The McCormick Commission of Public Works came up with an innovative solution to maximize its investment in the necessary generation assets for the wastewater treatment facility. Instead of installing a basic generator with simple on/off functionality that would be incompatible with the peak-shaving scheme the commission had in mind, they chose a more sophisticated system that offered a stepped approach to generation. The new 1,000-kW diesel generator offers seven stages of functionality from off at Stage 0 to maximum generation at Stage 6. A 2,500-gal. fuel tank was also installed to provide a substantial reservoir for the generator in case of an emergency power interruption on SCE&G’s end.

To complete the peak-shaving system, an energy-monitoring system was also required. Comprised of two meters and enterprise software, the technology provides the complete data and information-gathering network that is needed to run McCormick’s integrated power and water treatment facilities. It acts as the central nervous system, allowing individual elements to work in conjunction toward the goal of cost-effective and reliable municipal services.

One meter monitors the incoming utility service at the main substation where the utility load for the town is monitored. This meter provides an accurate reading of utility power levels for demand control, as well as providing detailed data that can be used for bill verification to ensure accurate billing on the part of the utility.

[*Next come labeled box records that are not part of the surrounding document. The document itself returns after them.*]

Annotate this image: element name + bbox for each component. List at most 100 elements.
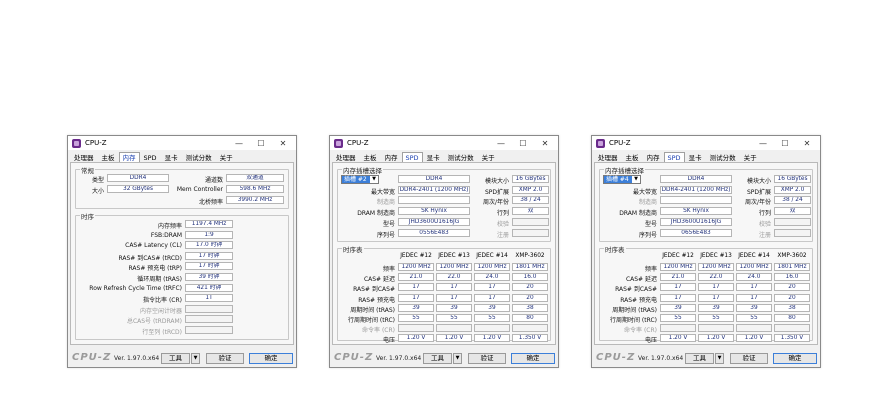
timing-row-label: CAS# 延迟: [625, 276, 657, 284]
verify-button[interactable]: 验证: [468, 353, 506, 364]
minimize-button[interactable]: —: [752, 136, 774, 150]
timing-cell: 1200 MHz: [660, 263, 696, 271]
ok-button[interactable]: 确定: [249, 353, 293, 364]
timing-cell: [736, 324, 772, 333]
timing-cell: 39: [698, 303, 734, 312]
maximize-button[interactable]: ☐: [774, 136, 796, 150]
ok-button[interactable]: 确定: [511, 353, 555, 364]
timing-cell: 1.20 V: [474, 334, 510, 343]
timing-cell: 1200 MHz: [398, 263, 434, 271]
timing-cell: 1.20 V: [698, 334, 734, 343]
correction-label: 校验: [758, 221, 771, 228]
close-button[interactable]: ✕: [796, 136, 818, 150]
timing-cell: 17: [436, 293, 472, 302]
version-text: Ver. 1.97.0.x64: [638, 355, 684, 362]
timing-label: 内存频率: [157, 223, 182, 230]
timing-cell: [698, 324, 734, 333]
timing-row-label: RAS# 预充电: [358, 296, 395, 304]
timing-cell: 20: [512, 283, 548, 292]
footer: CPU-Z Ver. 1.97.0.x64 工具 ▼ 验证 确定: [68, 348, 296, 368]
spd-ext-label: SPD扩展: [746, 189, 771, 196]
timing-label: 内存空闲计时器: [139, 307, 182, 315]
registered-label: 注册: [758, 232, 771, 239]
version-text: Ver. 1.97.0.x64: [376, 355, 422, 362]
timing-cell: 17: [698, 293, 734, 302]
timing-row-label: CAS# 延迟: [363, 276, 395, 284]
channels-label: 通道数: [204, 177, 223, 184]
timing-column-header: JEDEC #12: [662, 253, 694, 259]
timings-group-title: 时序: [80, 211, 95, 221]
spd-ext-value: XMP 2.0: [512, 186, 549, 194]
title-bar[interactable]: CPU-Z — ☐ ✕: [330, 136, 558, 150]
timing-value: 1197.4 MHz: [185, 220, 233, 228]
serial-value: 0556E483: [398, 229, 470, 237]
cpuz-window-spd-slot4: CPU-Z — ☐ ✕ 处理器 主板 内存 SPD 显卡 测试分数 关于 内存插…: [591, 135, 821, 368]
timing-cell: 22.0: [698, 273, 734, 282]
memctrl-value: 598.6 MHz: [226, 185, 284, 193]
title-bar[interactable]: CPU-Z — ☐ ✕: [592, 136, 820, 150]
timing-label: RAS# 预充电 (tRP): [128, 265, 182, 273]
timing-label: RAS# 到CAS# (tRCD): [118, 254, 182, 262]
week-year-value: 38 / 24: [512, 196, 549, 204]
spd-ext-value: XMP 2.0: [774, 186, 811, 194]
close-button[interactable]: ✕: [272, 136, 294, 150]
timing-row-label: 电压: [644, 337, 657, 345]
timing-row-label: 频率: [382, 266, 395, 273]
cpuz-app-icon: [596, 138, 605, 148]
cpuz-app-icon: [72, 138, 81, 148]
timing-value: 39 时钟: [185, 273, 233, 281]
ranks-value: 双: [512, 207, 549, 215]
timing-label: 指令比率 (CR): [143, 297, 182, 305]
timing-value: 1T: [185, 294, 233, 303]
timing-cell: 17: [736, 283, 772, 292]
dram-manufacturer-value: SK Hynix: [660, 207, 732, 215]
tools-button[interactable]: 工具: [423, 353, 452, 364]
cpuz-logo: CPU-Z: [334, 352, 374, 363]
maximize-button[interactable]: ☐: [512, 136, 534, 150]
timing-row-label: 周期时间 (tRAS): [612, 306, 657, 314]
slot-selected-value: 插槽 #4: [604, 176, 632, 183]
timing-cell: 1200 MHz: [436, 263, 472, 271]
timing-row-label: 频率: [644, 266, 657, 273]
tools-button[interactable]: 工具: [161, 353, 190, 364]
minimize-button[interactable]: —: [228, 136, 250, 150]
footer: CPU-Z Ver. 1.97.0.x64 工具 ▼ 验证 确定: [592, 348, 820, 368]
timing-cell: 39: [398, 303, 434, 312]
verify-button[interactable]: 验证: [730, 353, 768, 364]
timing-value: 17.0 时钟: [185, 241, 233, 250]
timing-cell: 17: [474, 293, 510, 302]
chevron-down-icon: ▼: [634, 176, 638, 182]
northbridge-value: 3990.2 MHz: [226, 196, 284, 204]
verify-button[interactable]: 验证: [206, 353, 244, 364]
timing-label: 行至列 (tRCD): [142, 329, 182, 336]
maximize-button[interactable]: ☐: [250, 136, 272, 150]
slot-dropdown[interactable]: 插槽 #4 ▼: [603, 175, 641, 184]
minimize-button[interactable]: —: [490, 136, 512, 150]
title-bar[interactable]: CPU-Z — ☐ ✕: [68, 136, 296, 150]
ok-button[interactable]: 确定: [773, 353, 817, 364]
serial-value: 0656E483: [660, 229, 732, 237]
timings-table-title: 时序表: [342, 244, 364, 254]
timing-column-header: JEDEC #14: [476, 253, 508, 259]
slot-dropdown[interactable]: 插槽 #2 ▼: [341, 175, 379, 184]
correction-value: [512, 218, 549, 226]
timing-cell: 39: [474, 303, 510, 312]
week-year-label: 周次/年份: [482, 199, 509, 206]
timing-cell: [474, 324, 510, 333]
tools-dropdown-icon[interactable]: ▼: [715, 353, 724, 364]
timing-value: [185, 315, 233, 324]
timing-cell: 21.0: [398, 273, 434, 282]
max-bandwidth-label: 最大带宽: [370, 189, 395, 196]
close-button[interactable]: ✕: [534, 136, 556, 150]
tools-dropdown-icon[interactable]: ▼: [453, 353, 462, 364]
timing-cell: 39: [436, 303, 472, 312]
timing-cell: [512, 324, 548, 333]
timing-cell: 22.0: [436, 273, 472, 282]
timing-cell: 55: [474, 314, 510, 322]
spd-panel: 内存插槽选择 插槽 #2 ▼ DDR4 最大带宽 DDR4-2401 (1200…: [332, 162, 556, 345]
timing-label: FSB:DRAM: [150, 231, 182, 239]
tools-dropdown-icon[interactable]: ▼: [191, 353, 200, 364]
dram-manufacturer-label: DRAM 制造商: [357, 210, 395, 217]
tools-button[interactable]: 工具: [685, 353, 714, 364]
ranks-value: 双: [774, 207, 811, 215]
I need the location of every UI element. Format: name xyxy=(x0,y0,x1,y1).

The other meter monitors and controls the generator at the treatment plant. A workstation running the software is located at the treatment facility as well. The substation meter is connected to this workstation through a continuous modem link and the generator meter is connected through an RS-485 serial connection.

The generator switches on when the utility reading reaches a set-point value. The generator output makes up the difference between the current load—power consumed—and the defined peak-shaving set point. As demand grows above the set point, the generator is stepped up to increasingly high output levels. When demand levels drop, the generator switches down to lower stages until it switches completely off. The stepped approach allows the generator to tailor its output to best meet the demand, minimizing wasted capacity and less money is squandered on fuel and generator maintenance.